In order for it to work for your machine, you need to do two things.

Find the filesystem UUID

Run cfdisk <your disk> and select your EFI partition to see its filesystem id. For example, mine is 129D-B845. Replace TODO-ID in the above GRUB entry with your id. Here’s what it should look like:

$ cfdisk /dev/nvme0n1
                                   Disk: /dev/nvme0n1
                 Size: 232.9 GiB, 250059350016 bytes, 488397168 sectors
              Label: gpt, identifier: B7545E19-CF68-4779-BD95-F12C7DC8DDA6

    Device                 Start          End      Sectors      Size Type
>>  /dev/nvme0n1p1          2048      1050623      1048576      512M EFI System
    /dev/nvme0n1p2       1050624    488397134    487346511    232.4G Linux filesystem
 ┌────────────────────────────────────────────────────────────────────────────────────┐
 │  Partition name: primary                                                           │
 │  Partition UUID: 7761E4D0-5726-45BE-9761-25FC114DE691                              │
 │  Partition type: EFI System (C12A7328-F81F-11D2-BA4B-00A0C93EC93B)                 │
 │ Filesystem UUID: 129D-B845                                                         │
 │Filesystem LABEL: EFI                                                               │
 └────────────────────────────────────────────────────────────────────────────────────┘
   [ Delete ]  [ Resize ]  [  Quit  ]  [  Type  ]  [  Help  ]  [  Write ]  [  Dump  ]

Move the updater to the EFI partition

As mentioned above, system76-firmware installs the updater to /boot/efi/system76-firmware-update. If that’s your EFI root, great. Just update the GRUB entry to not use /EFI/. If your system is like mine, though, you’ll need to move the updater to /boot/efi/EFI/system76-firmware-update.

Generate GRUB’s new config

With the new GRUB entry, the final step to get ready for the reboot is to generate the new GRUB configs.
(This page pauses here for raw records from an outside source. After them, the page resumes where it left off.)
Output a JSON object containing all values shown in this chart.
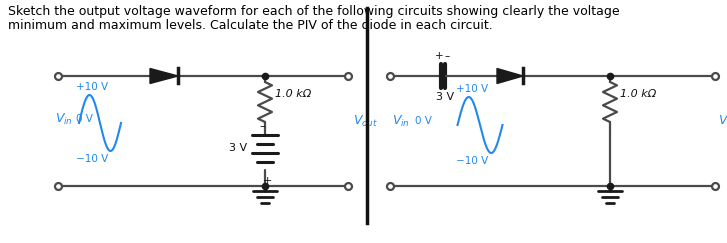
{
  "title_line1": "Sketch the output voltage waveform for each of the following circuits showing clearly the voltage",
  "title_line2": "minimum and maximum levels. Calculate the PIV of the diode in each circuit.",
  "title_fontsize": 9.0,
  "title_color": "#000000",
  "circuit_color": "#4a4a4a",
  "diode_color": "#1a1a1a",
  "sine_color": "#2288ee",
  "label_color": "#2288ee",
  "background": "#ffffff",
  "c1_resistor_label": "1.0 kΩ",
  "c1_battery_label": "3 V",
  "c1_vout_label": "V_{out}",
  "c1_vin_label": "V_{in}",
  "c2_cap_label": "3 V",
  "c2_resistor_label": "1.0 kΩ",
  "c2_vout_label": "V_{out}",
  "c2_vin_label": "V_{in}",
  "lw_wire": 1.6,
  "lw_component": 2.2
}
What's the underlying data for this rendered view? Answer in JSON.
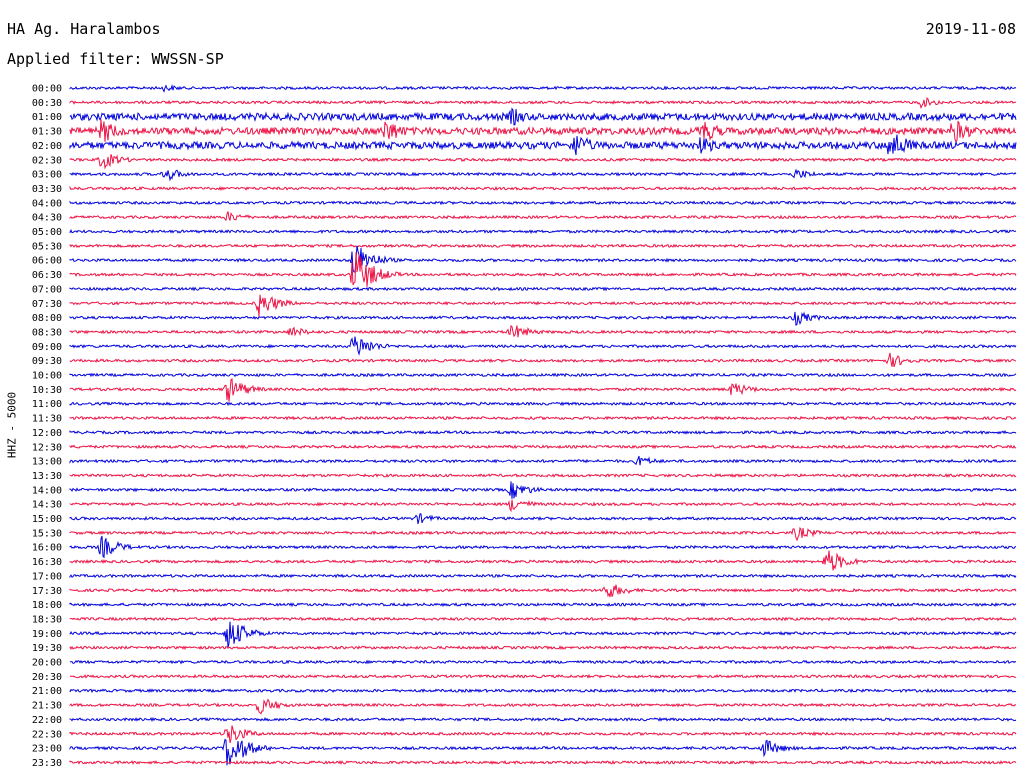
{
  "header": {
    "station": "HA Ag. Haralambos",
    "filter": "Applied filter: WWSSN-SP",
    "date": "2019-11-08"
  },
  "colors": {
    "odd_trace": "#0000dd",
    "even_trace": "#ee1144"
  },
  "chart_data": {
    "type": "line",
    "title": "HA Ag. Haralambos",
    "subtitle": "Applied filter: WWSSN-SP",
    "date": "2019-11-08",
    "ylabel": "HHZ - 5000",
    "trace_labels": [
      "00:00",
      "00:30",
      "01:00",
      "01:30",
      "02:00",
      "02:30",
      "03:00",
      "03:30",
      "04:00",
      "04:30",
      "05:00",
      "05:30",
      "06:00",
      "06:30",
      "07:00",
      "07:30",
      "08:00",
      "08:30",
      "09:00",
      "09:30",
      "10:00",
      "10:30",
      "11:00",
      "11:30",
      "12:00",
      "12:30",
      "13:00",
      "13:30",
      "14:00",
      "14:30",
      "15:00",
      "15:30",
      "16:00",
      "16:30",
      "17:00",
      "17:30",
      "18:00",
      "18:30",
      "19:00",
      "19:30",
      "20:00",
      "20:30",
      "21:00",
      "21:30",
      "22:00",
      "22:30",
      "23:00",
      "23:30"
    ],
    "trace_colors": [
      "blue",
      "red"
    ],
    "events": [
      {
        "trace": "00:00",
        "minute": 3,
        "amp": 4
      },
      {
        "trace": "00:30",
        "minute": 27,
        "amp": 6
      },
      {
        "trace": "01:00",
        "minute": 14,
        "amp": 10
      },
      {
        "trace": "01:30",
        "minute": 1,
        "amp": 14
      },
      {
        "trace": "01:30",
        "minute": 10,
        "amp": 14
      },
      {
        "trace": "01:30",
        "minute": 20,
        "amp": 14
      },
      {
        "trace": "01:30",
        "minute": 28,
        "amp": 14
      },
      {
        "trace": "02:00",
        "minute": 16,
        "amp": 14
      },
      {
        "trace": "02:00",
        "minute": 20,
        "amp": 10
      },
      {
        "trace": "02:00",
        "minute": 26,
        "amp": 18
      },
      {
        "trace": "02:30",
        "minute": 1,
        "amp": 10
      },
      {
        "trace": "03:00",
        "minute": 3,
        "amp": 8
      },
      {
        "trace": "03:00",
        "minute": 23,
        "amp": 6
      },
      {
        "trace": "04:30",
        "minute": 5,
        "amp": 6
      },
      {
        "trace": "06:00",
        "minute": 9,
        "amp": 20
      },
      {
        "trace": "06:30",
        "minute": 9,
        "amp": 28
      },
      {
        "trace": "07:30",
        "minute": 6,
        "amp": 14
      },
      {
        "trace": "08:00",
        "minute": 23,
        "amp": 8
      },
      {
        "trace": "08:30",
        "minute": 7,
        "amp": 6
      },
      {
        "trace": "08:30",
        "minute": 14,
        "amp": 9
      },
      {
        "trace": "09:00",
        "minute": 9,
        "amp": 14
      },
      {
        "trace": "09:30",
        "minute": 26,
        "amp": 8
      },
      {
        "trace": "10:30",
        "minute": 5,
        "amp": 14
      },
      {
        "trace": "10:30",
        "minute": 21,
        "amp": 8
      },
      {
        "trace": "13:00",
        "minute": 18,
        "amp": 6
      },
      {
        "trace": "14:00",
        "minute": 14,
        "amp": 10
      },
      {
        "trace": "14:30",
        "minute": 14,
        "amp": 8
      },
      {
        "trace": "15:00",
        "minute": 11,
        "amp": 6
      },
      {
        "trace": "15:30",
        "minute": 23,
        "amp": 8
      },
      {
        "trace": "16:00",
        "minute": 1,
        "amp": 12
      },
      {
        "trace": "16:30",
        "minute": 24,
        "amp": 14
      },
      {
        "trace": "17:30",
        "minute": 17,
        "amp": 10
      },
      {
        "trace": "19:00",
        "minute": 5,
        "amp": 18
      },
      {
        "trace": "21:30",
        "minute": 6,
        "amp": 10
      },
      {
        "trace": "22:30",
        "minute": 5,
        "amp": 12
      },
      {
        "trace": "23:00",
        "minute": 5,
        "amp": 22
      },
      {
        "trace": "23:00",
        "minute": 22,
        "amp": 10
      }
    ]
  }
}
$ grub-mkconfig --output /boot/grub/grub.cfg

Time to update the firmware

At this point, a reboot should bring you into GRUB with your new entry. After selecting your new entry, you should see the updater and you can press enter to continue. Remember to have the System76 docs on hand, so you understand how the update flow should go.

After a little while, the updater will reboot. Your fans will be on full blast. At the GRUB menu, choose the updater again. Once you’re back in the updater, it’ll work for a while more, run some checks, and finally power off. Follow the System76 docs to jump into BIOS, adopt the defaults, and everything else. When you’re ready to get back into GNU/Linux, you’ll find your EFI boot path is gone.

Rescatux

Plug in your Rescatux media, reboot your machine, optionally hit F2 to change your boot order, if necessary, to make it into the Rescatux menu. The default option, to find all bootable OSs, will do the trick, so just hit enter and then choose the first Linux boot option to get back into your typical environment.

Reinstall GRUB

Since your EFI boot path was wiped by the updater and you probably don’t want to boot via Rescatux forever, once you’re back in a sane GNU/Linux environment, just mount your EFI partition and reinstall GRUB. For me, that process looked like this.

$ cfdisk /dev/nvme0n1
$ mount /dev/nvme0n1p1 /boot/efi
$ grub-install --target=x86_64-efi --efi-directory=/boot/efi --bootloader-id=grub

The Intel Management Engine has now been disabled and its code has been removed. You can try running the firmware updater again, just to be sure that it detects everything is up to date.

Cleanup

Finally, feel free to remove /boot/efi/EFI/system76-firmware-update and /boot/efi/system76-firmware-update, if they’re still around. You can also remove the GRUB boot entry from /etc/grub.d/40_custom and re-generate your GRUB config.

$ grub-mkconfig --output /boot/grub/grub.cfg

Post-update issues

In #system76 on Freenode, which is barren and likely not worth joining, I’ve seen some questions about people losing some fn key functionality after the update. For me, HDMI didn’t work at all after the update. I unplugged and tested the HDMI cable and monitor on another machine and concluded that the firmware update must’ve borked something. xrandr didn’t show any connections, but I didn’t look further into it than that, since it was late and I was pleased enough to’ve finished the update.

In the morning, HDMI worked as expected, without any hiccups. Maybe the machine also just need a good night’s rest.